The strip faltered again. This time it was given a new direction - Thor became mortal. In a three-issue story arc, he lost most of his powers but was able to triumph with the help of the Enchantress. His powers were only restored for a short time before he lost them again. He went into the hero business literally with the Enchantress charging for his services. While this plotline was promising, many other Marvel titles had wondered. Tony Stark was a teenager, the Torch had married a Skrull, etc. Marvel "killed" them all - actually sending them to an alternate world in Franklin Richards' mind.

The heroes returned with new creative crews. Thor found that the Asgardians had vanished and he was merged with yet another mortal - this time a paramedic named Jake Olsen.

The strip slowly reestablished itself. Jake was given a supporting cast including Jane Foster who was now a doctor. He acquired a side-kick named Tarene who assumed the form of a female Thor-in-training. She even had her own supporting cast.

Then the strip embarked on a long-term story arc. First Odin died leaving the Odin Force to Thor. Thor decided that humanity would benefit by closer contact with the gods and brought Asgard into our dimension. After solving humanity's ills, Thor took over the Earth. The plot skipped forward a few decades to Earth under the Asgardians' rule. It should be no surprise that it had a dark side.

Eventually Thor came to his senses and changed time so that Asgard never conquered the world.

This was followed by the Asgard Disassembled arc in which Ragnarok came - again. With the Asgardians dead, Thor killed off a set of super gods known as Those Who Sit in Shadows. Finally he entered the sleep of the gods and wort of died.

Now he's back. Surprisingly, so is his Don Blake identity. The last couple of issues have been a bit formulaic with Thor visiting a disaster area to find a missing Asgardian. Still, the stories are intense. Issue 3 featured the fight we've been been waiting for - Thor vs Iron Man. Tony Stark cloned Thor during the Civil Wars and Thor was upset so he broke Stark's armor.

Where will this lead? Only time will tell.

Monday, December 03, 2007

Heroes - Chapter 2

Prior to the airing of the chapter 2 wrap-up, the producer of Heroes apologized to the fans for a lack-luster season. I wish that the Lost producers had that much honesty.

They took their time tying things together and it resulted in a rushed wrap-up. Too much time was spent on romance - Claire, Hiro, Sylar and Peter all got a love interest, and none of them turned out well. Two of them are in other times (what does happen when someone leaves you in an alternate future that no longer exists?).

It would have been more interesting if they had left Adam's intentions up in the air more. After all, the Company has been playing around with the viruses and could easily have been responsible for releasing it. All doubts about who wanted what were settled last week when we saw the COmpany stop Adam from releasing the virus 30 years ago.

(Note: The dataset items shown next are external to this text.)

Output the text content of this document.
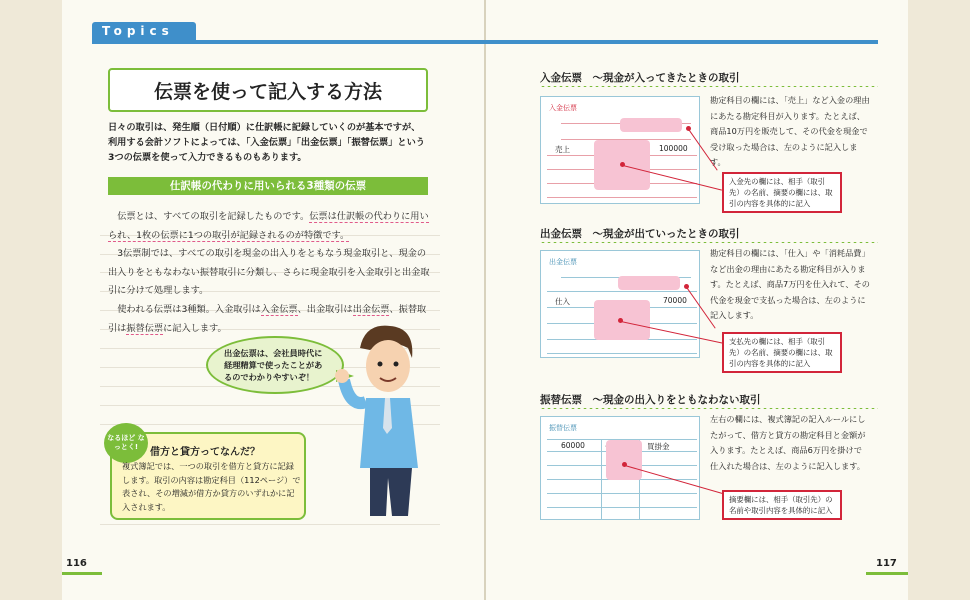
Topics
伝票を使って記入する方法
日々の取引は、発生順（日付順）に仕訳帳に記録していくのが基本ですが、利用する会計ソフトによっては、「入金伝票」「出金伝票」「振替伝票」という3つの伝票を使って入力できるものもあります。
仕訳帳の代わりに用いられる3種類の伝票

伝票とは、すべての取引を記録したものです。伝票は仕訳帳の代わりに用いられ、1枚の伝票に1つの取引が記録されるのが特徴です。

3伝票制では、すべての取引を現金の出入りをともなう現金取引と、現金の出入りをともなわない振替取引に分類し、さらに現金取引を入金取引と出金取引に分けて処理します。

使われる伝票は3種類。入金取引は入金伝票、出金取引は出金伝票、振替取引は振替伝票に記入します。

出金伝票は、会社員時代に経理精算で使ったことがあるのでわかりやすいぞ！
なるほど なっとく!	借方と貸方ってなんだ？
複式簿記では、一つの取引を借方と貸方に記録します。取引の内容は勘定科目（112ページ）で表され、その増減が借方か貸方のいずれかに記入されます。
116
入金伝票　～現金が入ってきたときの取引
入金伝票
売上	100000
勘定科目の欄には、「売上」など入金の理由にあたる勘定科目が入ります。たとえば、商品10万円を販売して、その代金を現金で受け取った場合は、左のように記入します。
入金先の欄には、相手（取引先）の名前、摘要の欄には、取引の内容を具体的に記入
出金伝票　～現金が出ていったときの取引
出金伝票
仕入	70000
勘定科目の欄には、「仕入」や「消耗品費」など出金の理由にあたる勘定科目が入ります。たとえば、商品7万円を仕入れて、その代金を現金で支払った場合は、左のように記入します。
支払先の欄には、相手（取引先）の名前、摘要の欄には、取引の内容を具体的に記入
振替伝票　～現金の出入りをともなわない取引
振替伝票
60000	買掛金
左右の欄には、複式簿記の記入ルールにしたがって、借方と貸方の勘定科目と金額が入ります。たとえば、商品6万円を掛けで仕入れた場合は、左のように記入します。
摘要欄には、相手（取引先）の名前や取引内容を具体的に記入
117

I was never that fond of Niki so I won't miss her much. It would have been nice to have learned about her sister. They dropped some hints that she had actually merged with her twin instead of just becoming a split personality.

A bit of realism - Monica discovered that muscle memory doesn't help a tiny girl over come big guys with guns. It was an ignominious end to her story arc.

I know that the episode was rewritten at the last minute in order to wrap things up before the writer's strike shut down production. The fact that they had to do this shows how disjointed the wrap-up was going to be.